We're "holding notes until it's unbearable," says Danny McDonald, the band's guitarist and principle songwriter. Recorded in a converted barn in rural Pennsylvania over a few mostly sleepless and very bleary days, Oak's self-titled debut (not including a pair of very black- and death-metal previous demos) is four songs long, with the shortest being about eight minutes and the longest about 14. It opens with a long, piercing spear of feedback that shifts back and forth between a single very eerie and strangely pretty guitar note. Jo Gonzalez, the band's "throat," is making growling sounds that sound all the more inhuman because they're moving at roughly the speed of continental drift. Drums hit not in blast beats or even heavy-metal rhythms, but instead in giant, singular crashes that announce new notes or new ideas.

"As a drummer it's kind of fun," Hans says. "Like, everyone relies on when I hit."

"The hardest part is really making it all tight," McDonald adds. "Anybody can make [music] really slow, but to get everybody to play slow together . . ."

"If you're playing fast, there's room for sloppiness," Hans adds. "Every little bit counts that much more if there's less of it."

The band doesn't sound too certain about how Oak got to be quite so slow. After playing in a range of heavy bands from crust-punk to sludge to hardcore to metal, Gonzales and McDonald came together in 2005 with two other, since-departed members and made relatively uptempo black and death metal.

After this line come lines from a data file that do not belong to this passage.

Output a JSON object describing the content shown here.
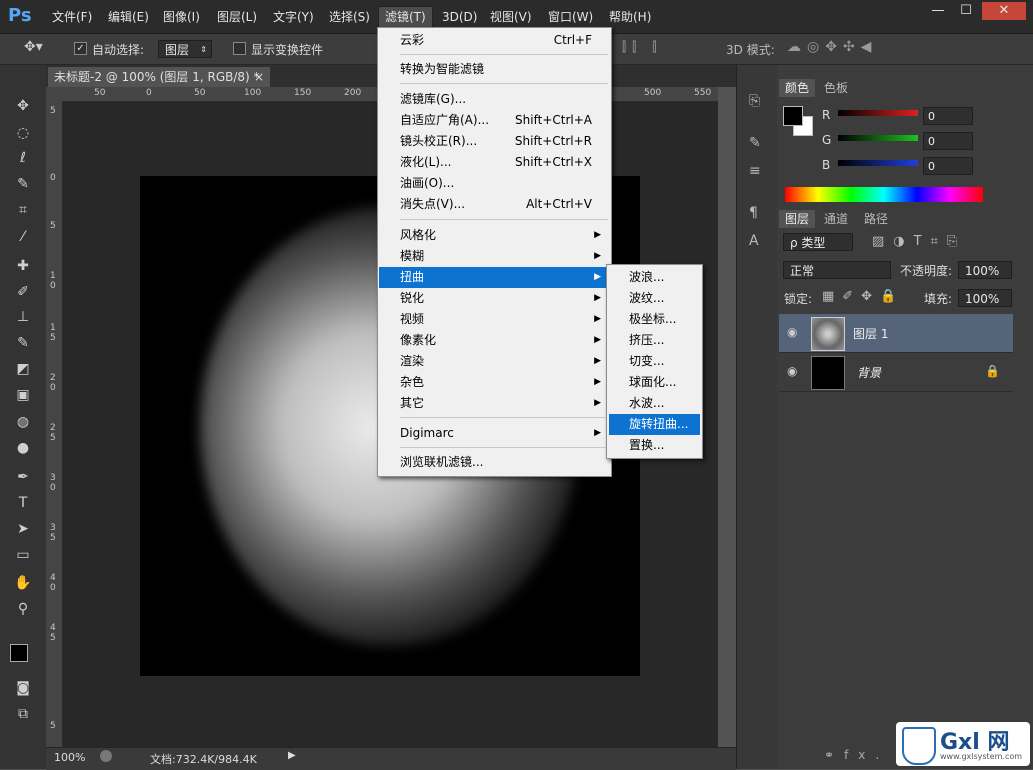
{
  "app": {
    "logo": "Ps"
  },
  "menubar": [
    "文件(F)",
    "编辑(E)",
    "图像(I)",
    "图层(L)",
    "文字(Y)",
    "选择(S)",
    "滤镜(T)",
    "3D(D)",
    "视图(V)",
    "窗口(W)",
    "帮助(H)"
  ],
  "window_buttons": {
    "minimize": "—",
    "maximize": "☐",
    "close": "✕"
  },
  "options_bar": {
    "auto_select_label": "自动选择:",
    "auto_select_value": "图层",
    "show_transform_label": "显示变换控件",
    "mode_3d_label": "3D 模式:"
  },
  "document_tab": {
    "title": "未标题-2 @ 100% (图层 1, RGB/8) *",
    "close": "×"
  },
  "ruler_h_labels": [
    "50",
    "0",
    "50",
    "100",
    "150",
    "200",
    "500",
    "550"
  ],
  "ruler_v_labels": [
    "5",
    "0",
    "5",
    "1 0",
    "1 5",
    "2 0",
    "2 5",
    "3 0",
    "3 5",
    "4 0",
    "4 5",
    "5"
  ],
  "status_bar": {
    "zoom": "100%",
    "doc": "文档:732.4K/984.4K"
  },
  "color_panel": {
    "tabs": [
      "颜色",
      "色板"
    ],
    "channels": [
      {
        "label": "R",
        "value": "0",
        "color": "#e02020"
      },
      {
        "label": "G",
        "value": "0",
        "color": "#20c020"
      },
      {
        "label": "B",
        "value": "0",
        "color": "#2040e0"
      }
    ]
  },
  "layers_panel": {
    "tabs": [
      "图层",
      "通道",
      "路径"
    ],
    "filter_label": "ρ 类型",
    "blend_mode": "正常",
    "opacity_label": "不透明度:",
    "opacity_value": "100%",
    "lock_label": "锁定:",
    "fill_label": "填充:",
    "fill_value": "100%",
    "layers": [
      {
        "name": "图层 1",
        "selected": true
      },
      {
        "name": "背景",
        "selected": false
      }
    ],
    "footer": "fx."
  },
  "filter_menu": {
    "items": [
      {
        "label": "云彩",
        "shortcut": "Ctrl+F"
      },
      {
        "label": "转换为智能滤镜"
      },
      {
        "label": "滤镜库(G)..."
      },
      {
        "label": "自适应广角(A)...",
        "shortcut": "Shift+Ctrl+A"
      },
      {
        "label": "镜头校正(R)...",
        "shortcut": "Shift+Ctrl+R"
      },
      {
        "label": "液化(L)...",
        "shortcut": "Shift+Ctrl+X"
      },
      {
        "label": "油画(O)..."
      },
      {
        "label": "消失点(V)...",
        "shortcut": "Alt+Ctrl+V"
      },
      {
        "label": "风格化"
      },
      {
        "label": "模糊"
      },
      {
        "label": "扭曲"
      },
      {
        "label": "锐化"
      },
      {
        "label": "视频"
      },
      {
        "label": "像素化"
      },
      {
        "label": "渲染"
      },
      {
        "label": "杂色"
      },
      {
        "label": "其它"
      },
      {
        "label": "Digimarc"
      },
      {
        "label": "浏览联机滤镜..."
      }
    ]
  },
  "distort_submenu": [
    "波浪...",
    "波纹...",
    "极坐标...",
    "挤压...",
    "切变...",
    "球面化...",
    "水波...",
    "旋转扭曲...",
    "置换..."
  ],
  "watermark": {
    "brand": "Gxl 网",
    "url": "www.gxlsystem.com"
  }
}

Eventually, Oak just got more confident and bold in songwriting, hunting through strange places for a proper stylistic outlet. "It's really easy to play music that's sad and depressing," McDonald says. "Or people think it's a really easy thing. It's hard to really get it in motion. A lot of people have the idea that it's an easy emotion to express through music."

Indeed, the tones of Oak's music betray less menace and horror-film homage (signatures of black metal) than oppressive, all-consuming bleakness. There's an anxiety created by so much space--black cavities seem to form around the notes, like this slowly beating vein of song is the only thing keeping you from falling forever through something very cold and dark.

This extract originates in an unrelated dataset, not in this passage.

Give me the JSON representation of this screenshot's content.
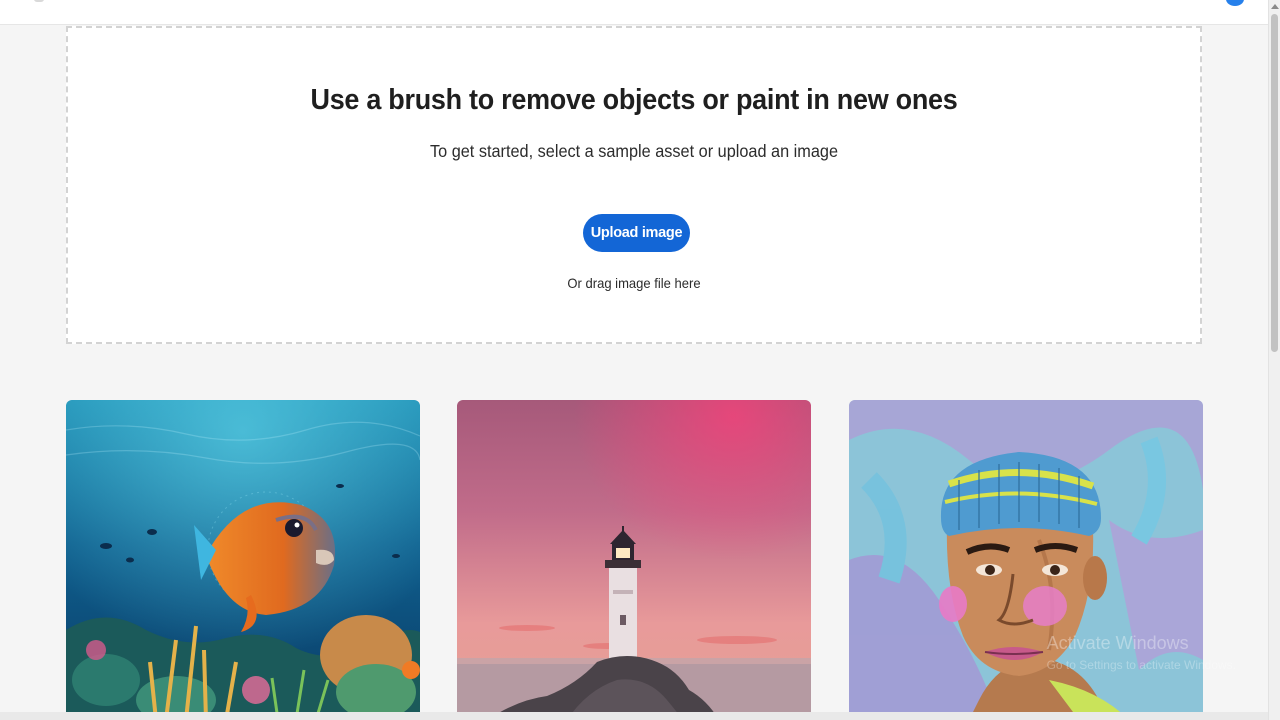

McDonald explains that most everything Oak does is written on a beat-up acoustic guitar. "I have a really shitty guitar at [my] house--it's what I write everything on," he says. "Strings haven't been changed in maybe a year and a half. It's, like, if you play this [note or passage] and it's amplified, it's going to be so crushing."

From there, Gonzales writes lyrics, mostly about "the occult, black magic, the black arts--things to do with the earth" and, naturally, mostly unintelligible.

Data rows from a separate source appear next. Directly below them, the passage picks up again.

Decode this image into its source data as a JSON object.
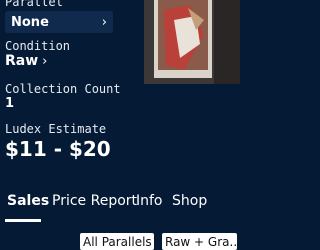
{
  "fields": {
    "parallel_label": "Parallel",
    "parallel_value": "None",
    "condition_label": "Condition",
    "condition_value": "Raw",
    "collection_count_label": "Collection Count",
    "collection_count_value": "1",
    "estimate_label": "Ludex Estimate",
    "estimate_value": "$11 - $20"
  },
  "icons": {
    "parallel_chevron": "chevron-right",
    "condition_chevron": "chevron-right",
    "dropdown_caret": "caret-down"
  },
  "tabs": [
    {
      "label": "Sales",
      "active": true
    },
    {
      "label": "Price Report",
      "active": false
    },
    {
      "label": "Info",
      "active": false
    },
    {
      "label": "Shop",
      "active": false
    }
  ],
  "filters": {
    "parallels": "All Parallels",
    "grade": "Raw + Gra..."
  },
  "colors": {
    "background": "#041a35",
    "select_bg": "#0f2a4d",
    "text": "#ffffff"
  }
}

Metal and heavy music in general is a world of very tight genres--hardcore, grindcore, death metal, black metal, and the list goes on--and fans don't especially like their formulas fucked with. This puts a band like Oak that doesn't fit in any genre in an uneasy position. To hear the band tell it, Oak is one of the most room-clearingest metal bands in Baltimore. "We're always the odd band out," bassist Aaron Kirkpatrick says. "Hardcore shows, punk shows, death metal shows. . . I don't really think any bands do what we do."

Oddly enough, the one show Oak can recall playing where the crowd was uniformly into it was at the old Talking Head on Davis Street with the since-defunct electronic ambient-improv band Wzt Hearts. "Our new stuff is really weird," Kirkpatrick says of the material Oak is writing for its follow-up record. "Some is even slower, and occasionally some more straight-forward death metal."

"The new one would be like Yes if you took Rick Wakeman out of it," Hans adds--as if that explains just what in the hell kind of music they're making.